Attacks may have started much earlier than though
The
internet is rife with crime and theft of all types. Some nefarious
users steal passwords to social networking sites and online games
while some go after corporate and government secrets. One of the most
publicized cyber attacks in recent memory was perpetrated against
Google last year.
Google announced in January that its
corporate network
had been attacked and that Gmail accounts of activists who
spoke out against the Chinese government were targeted. Google also
revealed that the attacks resulted in the theft of IP and the search
giant went so far as to threaten to leave the Chinese search market.

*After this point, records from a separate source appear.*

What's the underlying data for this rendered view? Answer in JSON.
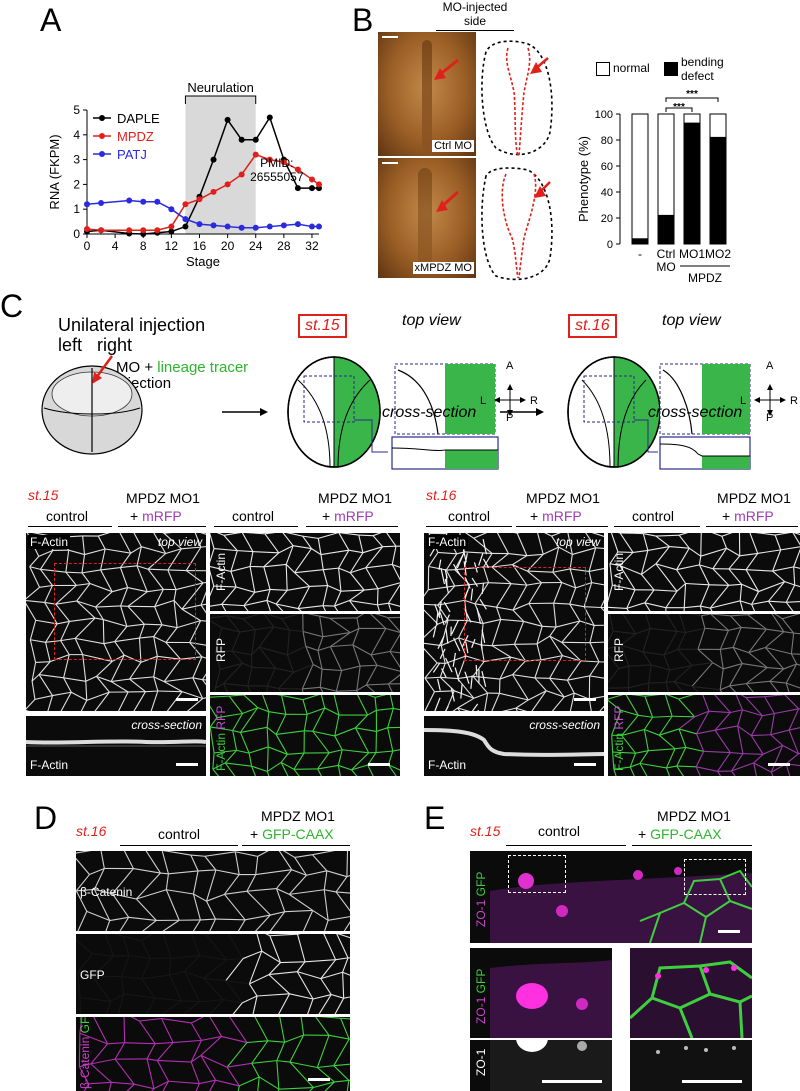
{
  "panels": {
    "A": "A",
    "B": "B",
    "C": "C",
    "D": "D",
    "E": "E"
  },
  "panelA": {
    "neurulation": "Neurulation",
    "ylabel": "RNA (FKPM)",
    "xlabel": "Stage",
    "pmid_line1": "PMID:",
    "pmid_line2": "26555057",
    "legend": [
      "DAPLE",
      "MPDZ",
      "PATJ"
    ]
  },
  "chart_data": [
    {
      "type": "line",
      "xlabel": "Stage",
      "ylabel": "RNA (FKPM)",
      "xlim": [
        0,
        33
      ],
      "ylim": [
        0,
        5
      ],
      "xticks": [
        0,
        4,
        8,
        12,
        16,
        20,
        24,
        28,
        32
      ],
      "yticks": [
        0,
        1,
        2,
        3,
        4,
        5
      ],
      "shaded_region": {
        "label": "Neurulation",
        "x": [
          14,
          24
        ]
      },
      "series": [
        {
          "name": "DAPLE",
          "color": "#000000",
          "x": [
            0,
            2,
            6,
            8,
            10,
            12,
            14,
            16,
            18,
            20,
            22,
            24,
            26,
            28,
            30,
            32,
            33
          ],
          "y": [
            0.1,
            0.15,
            0.02,
            0.0,
            0.05,
            0.1,
            0.3,
            1.5,
            3.0,
            4.6,
            3.8,
            3.8,
            4.7,
            3.0,
            1.85,
            1.85,
            1.85
          ]
        },
        {
          "name": "MPDZ",
          "color": "#e0201b",
          "x": [
            0,
            2,
            6,
            8,
            10,
            12,
            14,
            16,
            18,
            20,
            22,
            24,
            26,
            28,
            30,
            32,
            33
          ],
          "y": [
            0.2,
            0.15,
            0.15,
            0.15,
            0.15,
            0.3,
            1.2,
            1.4,
            1.7,
            2.0,
            2.4,
            3.2,
            3.0,
            2.9,
            2.6,
            2.2,
            2.0
          ]
        },
        {
          "name": "PATJ",
          "color": "#2a2ae0",
          "x": [
            0,
            2,
            6,
            8,
            10,
            12,
            14,
            16,
            18,
            20,
            22,
            24,
            26,
            28,
            30,
            32,
            33
          ],
          "y": [
            1.2,
            1.25,
            1.35,
            1.3,
            1.3,
            1.0,
            0.6,
            0.4,
            0.35,
            0.3,
            0.25,
            0.25,
            0.3,
            0.35,
            0.4,
            0.3,
            0.3
          ]
        }
      ]
    },
    {
      "type": "bar",
      "stacked": true,
      "ylabel": "Phenotype (%)",
      "ylim": [
        0,
        100
      ],
      "yticks": [
        0,
        20,
        40,
        60,
        80,
        100
      ],
      "categories": [
        "-",
        "Ctrl MO",
        "MO1",
        "MO2"
      ],
      "group_label": "MPDZ",
      "series": [
        {
          "name": "bending defect",
          "color": "#000000",
          "values": [
            4,
            22,
            93,
            82
          ]
        },
        {
          "name": "normal",
          "color": "#ffffff",
          "values": [
            96,
            78,
            7,
            18
          ]
        }
      ],
      "significance": [
        "***",
        "***"
      ]
    }
  ],
  "panelB": {
    "mo_injected_side": "MO-injected\nside",
    "ctrl_mo": "Ctrl MO",
    "xmpdz_mo": "xMPDZ MO",
    "legend_normal": "normal",
    "legend_bending": "bending\ndefect",
    "ylabel": "Phenotype (%)",
    "xcat": [
      "-",
      "Ctrl\nMO",
      "MO1",
      "MO2"
    ],
    "group": "MPDZ",
    "sig": "***"
  },
  "panelC": {
    "unilateral": "Unilateral injection",
    "left_right": "left   right",
    "mo_plus": "MO + ",
    "lineage": "lineage tracer",
    "injection": "injection",
    "st15": "st.15",
    "st16": "st.16",
    "top_view": "top view",
    "cross_section": "cross-section",
    "compass": {
      "A": "A",
      "P": "P",
      "L": "L",
      "R": "R"
    },
    "control": "control",
    "mpdz_mo1": "MPDZ MO1",
    "plus": "+ ",
    "mrfp": "mRFP",
    "factin": "F-Actin",
    "rfp": "RFP"
  },
  "panelD": {
    "st16": "st.16",
    "control": "control",
    "mpdz_mo1": "MPDZ MO1",
    "plus": "+ ",
    "gfp_caax": "GFP-CAAX",
    "bcatenin": "β-Catenin",
    "gfp": "GFP"
  },
  "panelE": {
    "st15": "st.15",
    "control": "control",
    "mpdz_mo1": "MPDZ MO1",
    "plus": "+ ",
    "gfp_caax": "GFP-CAAX",
    "zo1": "ZO-1",
    "gfp": "GFP"
  }
}
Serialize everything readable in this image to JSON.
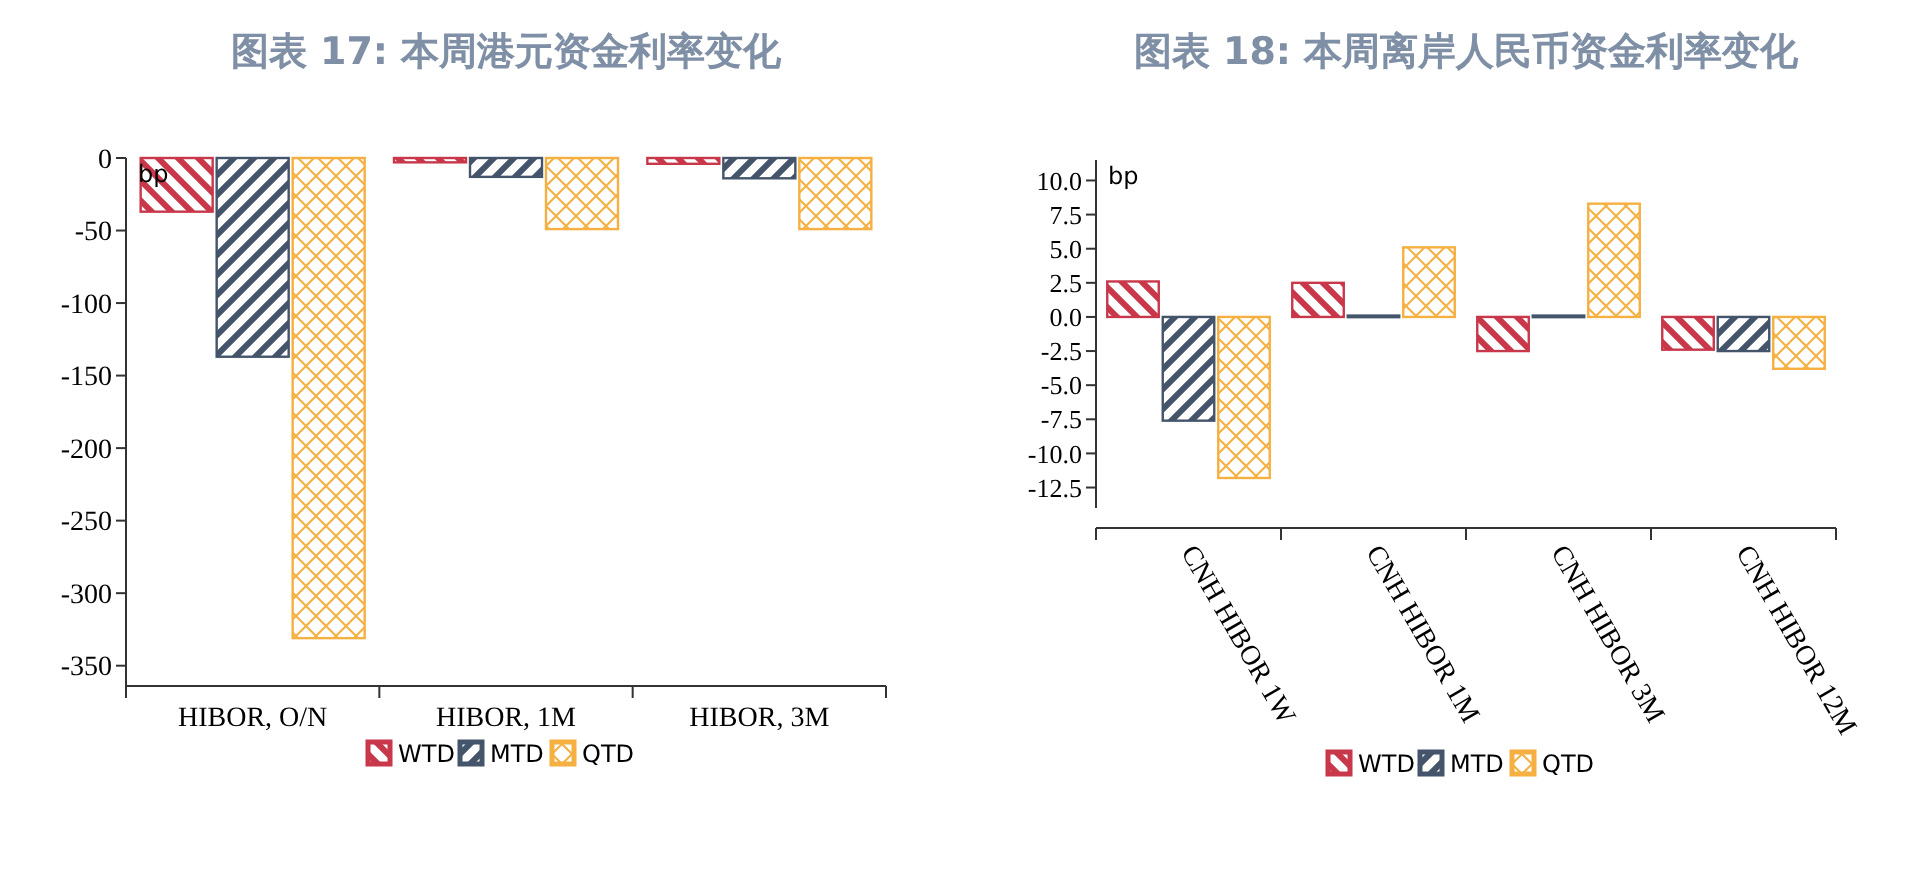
{
  "chart_data": [
    {
      "type": "bar",
      "title": "图表 17: 本周港元资金利率变化",
      "ylabel": "bp",
      "categories": [
        "HIBOR, O/N",
        "HIBOR, 1M",
        "HIBOR, 3M"
      ],
      "series": [
        {
          "name": "WTD",
          "color": "#c8374a",
          "values": [
            -37,
            -3,
            -4
          ]
        },
        {
          "name": "MTD",
          "color": "#44546a",
          "values": [
            -137,
            -13,
            -14
          ]
        },
        {
          "name": "QTD",
          "color": "#f5b041",
          "values": [
            -331,
            -49,
            -49
          ]
        }
      ],
      "ylim": [
        -364,
        0
      ],
      "yticks": [
        -350,
        -300,
        -250,
        -200,
        -150,
        -100,
        -50,
        0
      ],
      "legend": "bottom",
      "grid": false
    },
    {
      "type": "bar",
      "title": "图表 18: 本周离岸人民币资金利率变化",
      "ylabel": "bp",
      "categories": [
        "CNH HIBOR 1W",
        "CNH HIBOR 1M",
        "CNH HIBOR 3M",
        "CNH HIBOR 12M"
      ],
      "series": [
        {
          "name": "WTD",
          "color": "#c8374a",
          "values": [
            2.6,
            2.5,
            -2.5,
            -2.4
          ]
        },
        {
          "name": "MTD",
          "color": "#44546a",
          "values": [
            -7.6,
            0.1,
            0.1,
            -2.5
          ]
        },
        {
          "name": "QTD",
          "color": "#f5b041",
          "values": [
            -11.8,
            5.1,
            8.3,
            -3.8
          ]
        }
      ],
      "ylim": [
        -14,
        11.5
      ],
      "yticks": [
        {
          "value": -12.5,
          "label": "-12.5"
        },
        {
          "value": -10,
          "label": "-10.0"
        },
        {
          "value": -7.5,
          "label": "-7.5"
        },
        {
          "value": -5,
          "label": "-5.0"
        },
        {
          "value": -2.5,
          "label": "-2.5"
        },
        {
          "value": 0,
          "label": "0.0"
        },
        {
          "value": 2.5,
          "label": "2.5"
        },
        {
          "value": 5,
          "label": "5.0"
        },
        {
          "value": 7.5,
          "label": "7.5"
        },
        {
          "value": 10,
          "label": "10.0"
        }
      ],
      "legend": "bottom",
      "grid": false
    }
  ]
}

The attacks allegedly occurred from within China and led to a
confrontation between the Chinese government, Google, and the U.S.
government.
The Chinese government has long maintained that it
does not approve or condone cyber attacks and hacking within its
country. A Chinese
official said, "[China] bans using the Internet to
subvert state power and wreck national unity, to incite ethnic hatred
and division, to promote cults and to distribute content that is
pornographic, salacious, violent or terrorist. China has an ample
legal basis for punishing such harmful content, and there is no room
for doubting this. This is completely different from so-called
restriction of Internet freedom."
Reuters reports
that a probe of the attacks against Google and 20 other U.S.
businesses has pointed
to a pair of Chinese schools as the originating point of the
attacks. Sources close to the investigation told the New
York Times that
the probes have found that the Shanghai Jiaotong University and the
Lanxiang Vocational School in China were the source of the
attacks.
The evidence has linked a computer science class at
the vocational school to the attacks. The class is taught by a
professor from the Ukraine. The probe has also found that the attacks
may have started as early as April of 2009, which is much earlier
than the attacks were believed to have been launched. Google would
only say that its investigation was ongoing and offered no comment.
No
comment was offered from either of the Chinese schools.